Acoustic Emission and Mechanical Characteristics of Rock-Like Material Containing Single Crack Under Uniaxial Compression

Fissures are generally the weakest part in engineering rock masses. Once it extends, the masses would be in failure mode, which in turn triggers geological disasters. The fracture is one of the most critical factors affecting its mechanical properties. At present, there is a paucity of systematic research on the impact of the dip angles of failures on the mechanical properties of rock masses. In this paper, the influences of single fracture dip on the mechanical properties and acoustic emission parameters of rock-like materials were investigated by the uniaxial compression tests and acoustic emission tests. Then, numerical simulations of the crack extension process were carried out for rock-like materials of different inclination classes. The results show that as the crack dip angle increases, the rock material's peak strength will be V-shaped distribution, with the lowest strength at a dip angle of 45 degrees. The average deterioration degree of the strength by unilateral prefabricated fissures was 43.67%, with almost no effect when the fissure face's width was parallel to the loading direction.
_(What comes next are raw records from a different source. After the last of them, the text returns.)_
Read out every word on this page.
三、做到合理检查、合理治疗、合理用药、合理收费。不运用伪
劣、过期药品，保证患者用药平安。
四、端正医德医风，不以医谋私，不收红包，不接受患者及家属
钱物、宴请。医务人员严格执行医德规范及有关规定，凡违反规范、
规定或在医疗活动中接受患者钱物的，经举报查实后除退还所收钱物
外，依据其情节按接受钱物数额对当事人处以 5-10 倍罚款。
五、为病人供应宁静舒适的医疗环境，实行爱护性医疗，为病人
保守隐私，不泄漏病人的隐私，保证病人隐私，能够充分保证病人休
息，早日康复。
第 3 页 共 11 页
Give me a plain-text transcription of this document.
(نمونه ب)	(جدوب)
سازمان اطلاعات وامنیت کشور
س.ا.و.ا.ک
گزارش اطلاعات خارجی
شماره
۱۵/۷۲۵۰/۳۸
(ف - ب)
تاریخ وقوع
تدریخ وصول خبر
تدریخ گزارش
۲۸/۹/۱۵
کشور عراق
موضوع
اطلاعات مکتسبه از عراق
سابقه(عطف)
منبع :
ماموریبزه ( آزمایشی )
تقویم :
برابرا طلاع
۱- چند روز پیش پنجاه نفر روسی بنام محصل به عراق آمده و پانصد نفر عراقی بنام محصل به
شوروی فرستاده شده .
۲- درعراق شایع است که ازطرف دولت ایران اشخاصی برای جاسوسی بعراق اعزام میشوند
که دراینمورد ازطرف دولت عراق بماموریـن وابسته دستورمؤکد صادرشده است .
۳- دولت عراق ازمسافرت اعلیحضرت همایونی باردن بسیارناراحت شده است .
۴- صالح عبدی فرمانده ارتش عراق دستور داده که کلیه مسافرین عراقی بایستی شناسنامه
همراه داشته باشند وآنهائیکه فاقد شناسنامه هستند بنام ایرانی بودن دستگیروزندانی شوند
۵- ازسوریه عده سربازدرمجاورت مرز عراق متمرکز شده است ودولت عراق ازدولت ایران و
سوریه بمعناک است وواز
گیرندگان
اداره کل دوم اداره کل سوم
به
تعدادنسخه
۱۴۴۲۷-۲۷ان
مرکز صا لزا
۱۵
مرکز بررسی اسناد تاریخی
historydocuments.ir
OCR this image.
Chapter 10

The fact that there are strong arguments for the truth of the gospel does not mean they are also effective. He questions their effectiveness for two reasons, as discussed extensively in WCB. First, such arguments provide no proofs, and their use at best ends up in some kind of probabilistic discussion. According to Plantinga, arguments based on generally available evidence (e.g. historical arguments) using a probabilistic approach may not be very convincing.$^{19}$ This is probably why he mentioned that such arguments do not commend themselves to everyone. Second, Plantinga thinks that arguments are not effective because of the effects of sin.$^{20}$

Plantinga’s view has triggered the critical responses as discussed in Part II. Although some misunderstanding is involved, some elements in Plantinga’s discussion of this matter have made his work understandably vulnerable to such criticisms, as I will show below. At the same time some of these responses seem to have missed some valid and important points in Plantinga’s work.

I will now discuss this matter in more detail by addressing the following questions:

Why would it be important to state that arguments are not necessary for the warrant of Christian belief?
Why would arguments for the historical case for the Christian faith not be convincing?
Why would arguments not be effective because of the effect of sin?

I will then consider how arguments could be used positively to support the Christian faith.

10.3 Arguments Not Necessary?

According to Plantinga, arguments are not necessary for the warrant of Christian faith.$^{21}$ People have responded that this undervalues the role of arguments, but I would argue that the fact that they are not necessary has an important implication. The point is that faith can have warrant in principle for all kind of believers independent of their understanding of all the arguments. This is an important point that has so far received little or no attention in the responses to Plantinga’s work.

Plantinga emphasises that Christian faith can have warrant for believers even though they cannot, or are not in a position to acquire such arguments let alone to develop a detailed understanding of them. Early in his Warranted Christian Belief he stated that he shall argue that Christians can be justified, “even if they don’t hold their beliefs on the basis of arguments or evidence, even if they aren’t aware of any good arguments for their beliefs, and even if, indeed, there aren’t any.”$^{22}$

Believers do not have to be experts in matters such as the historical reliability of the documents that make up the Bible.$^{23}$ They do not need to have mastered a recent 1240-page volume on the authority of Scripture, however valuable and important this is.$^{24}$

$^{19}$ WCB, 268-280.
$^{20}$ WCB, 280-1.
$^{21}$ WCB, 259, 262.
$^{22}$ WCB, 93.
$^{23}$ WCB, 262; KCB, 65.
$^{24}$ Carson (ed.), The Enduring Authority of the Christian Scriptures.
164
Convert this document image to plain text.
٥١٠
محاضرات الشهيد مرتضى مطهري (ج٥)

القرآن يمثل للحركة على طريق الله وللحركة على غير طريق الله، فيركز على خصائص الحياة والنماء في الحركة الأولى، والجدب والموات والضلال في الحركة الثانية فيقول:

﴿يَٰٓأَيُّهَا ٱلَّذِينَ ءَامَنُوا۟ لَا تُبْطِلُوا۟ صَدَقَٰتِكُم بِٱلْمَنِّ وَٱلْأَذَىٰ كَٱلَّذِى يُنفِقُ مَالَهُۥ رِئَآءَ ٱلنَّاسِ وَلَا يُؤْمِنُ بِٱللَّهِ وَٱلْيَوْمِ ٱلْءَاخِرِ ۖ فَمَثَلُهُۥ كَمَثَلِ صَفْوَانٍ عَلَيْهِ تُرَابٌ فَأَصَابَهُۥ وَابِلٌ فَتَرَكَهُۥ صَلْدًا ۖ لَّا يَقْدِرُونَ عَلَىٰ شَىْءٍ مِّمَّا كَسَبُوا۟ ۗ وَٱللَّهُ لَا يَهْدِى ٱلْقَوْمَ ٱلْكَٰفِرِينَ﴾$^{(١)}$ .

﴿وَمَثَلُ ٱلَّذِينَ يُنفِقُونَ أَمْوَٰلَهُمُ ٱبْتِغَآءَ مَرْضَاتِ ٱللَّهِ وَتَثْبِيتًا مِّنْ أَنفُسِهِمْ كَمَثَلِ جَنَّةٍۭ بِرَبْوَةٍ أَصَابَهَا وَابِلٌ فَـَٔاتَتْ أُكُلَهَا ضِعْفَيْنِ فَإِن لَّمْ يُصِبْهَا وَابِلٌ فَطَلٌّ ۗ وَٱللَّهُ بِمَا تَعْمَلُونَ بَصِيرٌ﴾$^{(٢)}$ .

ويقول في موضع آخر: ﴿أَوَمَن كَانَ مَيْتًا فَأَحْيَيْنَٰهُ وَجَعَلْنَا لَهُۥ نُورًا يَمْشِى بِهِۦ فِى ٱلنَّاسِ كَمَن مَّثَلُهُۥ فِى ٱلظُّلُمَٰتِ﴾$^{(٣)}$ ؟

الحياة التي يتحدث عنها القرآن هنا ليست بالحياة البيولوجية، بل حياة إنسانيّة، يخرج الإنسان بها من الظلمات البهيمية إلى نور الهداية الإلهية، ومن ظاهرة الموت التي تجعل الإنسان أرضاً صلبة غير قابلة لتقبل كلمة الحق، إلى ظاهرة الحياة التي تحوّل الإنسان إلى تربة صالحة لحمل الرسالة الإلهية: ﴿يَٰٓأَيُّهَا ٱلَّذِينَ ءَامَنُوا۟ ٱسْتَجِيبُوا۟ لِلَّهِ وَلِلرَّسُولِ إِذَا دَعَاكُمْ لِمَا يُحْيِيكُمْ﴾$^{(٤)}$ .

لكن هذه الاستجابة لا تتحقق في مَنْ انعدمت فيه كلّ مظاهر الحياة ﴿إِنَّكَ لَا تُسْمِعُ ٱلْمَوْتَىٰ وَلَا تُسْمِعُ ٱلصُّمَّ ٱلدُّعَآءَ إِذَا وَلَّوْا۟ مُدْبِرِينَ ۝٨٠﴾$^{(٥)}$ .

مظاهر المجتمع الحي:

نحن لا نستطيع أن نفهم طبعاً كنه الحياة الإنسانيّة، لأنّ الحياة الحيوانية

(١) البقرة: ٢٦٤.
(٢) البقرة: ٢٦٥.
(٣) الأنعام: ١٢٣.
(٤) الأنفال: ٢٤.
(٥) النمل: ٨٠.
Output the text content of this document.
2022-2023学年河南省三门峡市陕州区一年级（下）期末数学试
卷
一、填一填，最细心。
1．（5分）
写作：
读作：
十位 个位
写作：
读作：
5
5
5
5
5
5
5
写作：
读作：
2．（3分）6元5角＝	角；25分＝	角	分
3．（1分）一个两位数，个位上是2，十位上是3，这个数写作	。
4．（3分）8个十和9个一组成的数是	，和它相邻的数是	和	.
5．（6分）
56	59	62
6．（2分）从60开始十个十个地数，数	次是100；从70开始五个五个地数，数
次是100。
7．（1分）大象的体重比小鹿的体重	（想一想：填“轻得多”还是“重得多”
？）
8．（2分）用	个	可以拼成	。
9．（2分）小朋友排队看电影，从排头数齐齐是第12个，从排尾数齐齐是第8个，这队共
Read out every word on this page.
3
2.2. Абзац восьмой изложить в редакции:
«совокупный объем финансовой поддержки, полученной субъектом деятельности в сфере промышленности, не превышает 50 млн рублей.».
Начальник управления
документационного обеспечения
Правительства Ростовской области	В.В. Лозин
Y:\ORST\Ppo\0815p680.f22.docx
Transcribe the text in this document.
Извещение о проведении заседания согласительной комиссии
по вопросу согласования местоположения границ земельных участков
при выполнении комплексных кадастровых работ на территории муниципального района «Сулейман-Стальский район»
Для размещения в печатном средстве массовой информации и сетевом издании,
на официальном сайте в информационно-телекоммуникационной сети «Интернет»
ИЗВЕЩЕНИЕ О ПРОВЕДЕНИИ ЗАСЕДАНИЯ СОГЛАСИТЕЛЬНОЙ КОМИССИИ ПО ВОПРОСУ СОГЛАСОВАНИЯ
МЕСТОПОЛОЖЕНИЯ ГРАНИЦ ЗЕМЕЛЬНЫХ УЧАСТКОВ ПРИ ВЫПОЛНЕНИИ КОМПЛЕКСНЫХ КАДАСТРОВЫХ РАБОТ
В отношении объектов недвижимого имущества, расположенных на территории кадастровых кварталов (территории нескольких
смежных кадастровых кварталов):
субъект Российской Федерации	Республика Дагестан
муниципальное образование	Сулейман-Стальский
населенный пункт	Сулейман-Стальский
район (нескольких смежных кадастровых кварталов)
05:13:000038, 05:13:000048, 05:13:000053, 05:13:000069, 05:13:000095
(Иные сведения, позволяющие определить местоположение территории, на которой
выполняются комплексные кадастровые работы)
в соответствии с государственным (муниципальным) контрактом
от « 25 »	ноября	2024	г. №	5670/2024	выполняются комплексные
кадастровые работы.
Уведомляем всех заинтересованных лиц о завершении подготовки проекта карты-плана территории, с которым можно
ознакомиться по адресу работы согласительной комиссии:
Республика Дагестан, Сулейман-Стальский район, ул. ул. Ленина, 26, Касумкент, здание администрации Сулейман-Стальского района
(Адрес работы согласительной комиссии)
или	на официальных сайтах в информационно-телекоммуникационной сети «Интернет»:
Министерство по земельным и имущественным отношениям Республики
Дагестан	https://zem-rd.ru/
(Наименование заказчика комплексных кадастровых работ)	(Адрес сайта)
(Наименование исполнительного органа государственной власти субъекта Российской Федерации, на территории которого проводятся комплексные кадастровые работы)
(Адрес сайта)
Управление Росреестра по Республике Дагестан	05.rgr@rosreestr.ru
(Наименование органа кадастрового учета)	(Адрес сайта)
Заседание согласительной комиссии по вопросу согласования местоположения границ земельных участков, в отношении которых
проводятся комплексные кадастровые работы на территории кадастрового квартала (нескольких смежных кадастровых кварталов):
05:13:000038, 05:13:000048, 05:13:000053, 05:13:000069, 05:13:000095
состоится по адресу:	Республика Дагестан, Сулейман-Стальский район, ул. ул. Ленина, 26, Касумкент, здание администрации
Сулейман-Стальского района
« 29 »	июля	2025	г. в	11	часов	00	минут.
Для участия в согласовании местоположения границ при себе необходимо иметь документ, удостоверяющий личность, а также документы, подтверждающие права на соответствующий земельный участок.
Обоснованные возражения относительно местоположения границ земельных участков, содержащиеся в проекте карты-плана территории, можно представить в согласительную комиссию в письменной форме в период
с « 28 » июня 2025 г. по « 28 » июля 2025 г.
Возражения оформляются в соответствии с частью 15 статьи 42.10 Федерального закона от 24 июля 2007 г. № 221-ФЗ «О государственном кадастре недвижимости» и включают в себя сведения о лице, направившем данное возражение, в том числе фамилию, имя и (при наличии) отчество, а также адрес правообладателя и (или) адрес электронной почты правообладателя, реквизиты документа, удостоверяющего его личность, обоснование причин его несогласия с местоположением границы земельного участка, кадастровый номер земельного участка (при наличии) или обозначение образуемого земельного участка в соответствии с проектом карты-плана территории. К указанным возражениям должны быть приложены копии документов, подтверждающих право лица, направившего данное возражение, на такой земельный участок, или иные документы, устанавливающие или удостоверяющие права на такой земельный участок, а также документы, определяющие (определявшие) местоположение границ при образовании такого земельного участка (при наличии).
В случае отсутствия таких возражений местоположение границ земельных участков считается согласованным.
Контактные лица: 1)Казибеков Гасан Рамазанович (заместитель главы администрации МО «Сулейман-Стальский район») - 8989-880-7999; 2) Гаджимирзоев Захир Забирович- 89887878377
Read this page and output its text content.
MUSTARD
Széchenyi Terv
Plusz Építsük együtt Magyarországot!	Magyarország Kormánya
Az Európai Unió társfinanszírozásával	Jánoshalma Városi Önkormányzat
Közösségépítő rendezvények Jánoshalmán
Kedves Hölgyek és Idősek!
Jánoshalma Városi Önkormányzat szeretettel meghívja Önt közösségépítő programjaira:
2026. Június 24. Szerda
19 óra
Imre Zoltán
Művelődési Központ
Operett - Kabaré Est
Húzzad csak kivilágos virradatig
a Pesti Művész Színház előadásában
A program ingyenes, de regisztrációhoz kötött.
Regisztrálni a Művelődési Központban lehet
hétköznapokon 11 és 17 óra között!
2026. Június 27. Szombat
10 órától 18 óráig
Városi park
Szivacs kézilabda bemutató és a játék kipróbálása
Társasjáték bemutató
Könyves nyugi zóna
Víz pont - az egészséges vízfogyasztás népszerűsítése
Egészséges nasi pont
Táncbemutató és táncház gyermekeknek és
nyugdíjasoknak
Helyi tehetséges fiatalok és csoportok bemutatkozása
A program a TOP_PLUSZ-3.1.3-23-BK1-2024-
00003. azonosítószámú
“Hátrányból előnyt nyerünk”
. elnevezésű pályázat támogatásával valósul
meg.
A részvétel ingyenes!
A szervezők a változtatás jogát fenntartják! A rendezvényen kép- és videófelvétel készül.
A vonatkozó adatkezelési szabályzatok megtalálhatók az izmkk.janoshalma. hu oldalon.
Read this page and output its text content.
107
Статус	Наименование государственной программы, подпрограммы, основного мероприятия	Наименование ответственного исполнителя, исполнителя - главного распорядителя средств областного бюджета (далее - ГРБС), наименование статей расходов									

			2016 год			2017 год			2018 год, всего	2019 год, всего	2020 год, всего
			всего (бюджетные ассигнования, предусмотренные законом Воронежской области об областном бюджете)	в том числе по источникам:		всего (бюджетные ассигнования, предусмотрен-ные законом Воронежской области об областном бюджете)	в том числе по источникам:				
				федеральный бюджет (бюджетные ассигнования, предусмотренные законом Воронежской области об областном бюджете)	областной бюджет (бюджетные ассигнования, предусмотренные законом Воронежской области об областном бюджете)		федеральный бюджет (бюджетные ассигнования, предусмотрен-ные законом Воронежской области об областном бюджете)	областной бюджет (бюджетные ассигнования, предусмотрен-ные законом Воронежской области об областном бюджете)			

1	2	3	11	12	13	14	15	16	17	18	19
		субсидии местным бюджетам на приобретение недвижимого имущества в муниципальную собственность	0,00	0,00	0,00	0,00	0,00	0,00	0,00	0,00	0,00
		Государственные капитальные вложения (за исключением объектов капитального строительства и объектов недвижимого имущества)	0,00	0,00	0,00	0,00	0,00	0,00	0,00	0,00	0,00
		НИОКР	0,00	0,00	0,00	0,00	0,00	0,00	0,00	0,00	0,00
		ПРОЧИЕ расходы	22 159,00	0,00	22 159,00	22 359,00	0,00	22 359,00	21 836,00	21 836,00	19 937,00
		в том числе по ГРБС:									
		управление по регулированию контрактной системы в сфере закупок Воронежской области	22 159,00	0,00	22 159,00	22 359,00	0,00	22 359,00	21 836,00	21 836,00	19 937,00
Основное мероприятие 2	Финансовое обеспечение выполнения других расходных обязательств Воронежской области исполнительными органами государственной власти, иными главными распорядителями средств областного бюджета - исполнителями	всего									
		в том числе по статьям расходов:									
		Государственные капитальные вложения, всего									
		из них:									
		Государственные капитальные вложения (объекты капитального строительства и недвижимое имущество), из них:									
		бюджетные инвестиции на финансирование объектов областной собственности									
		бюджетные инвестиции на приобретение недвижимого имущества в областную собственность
The damage modes of the specimen with and without prefabricated fissures are splitting damage and the shear damage, respectively. The stresses are concentrated at the two tips of the prefabricated fractures, and the wing cracks extend symmetrically until it penetrates vertically. The specimens with prefabricated 45 degrees inclined fractures show the highest degree of deterioration, with a single event releasing approximately 1/10 the energy of other rock-like materials.

Automated summary

This study investigates the influence of single fracture dip on the mechanical properties and acoustic emission parameters of rock-like materials through experiments and numerical simulations. The results indicate that as the crack dip angle increases, the rock material's peak strength will be affected, with the lowest strength at a dip angle of 45 degrees. The specimens with prefabricated 45 degrees inclined fractures show the highest degree of deterioration, releasing approximately 1/10 of the energy of other rock-like materials.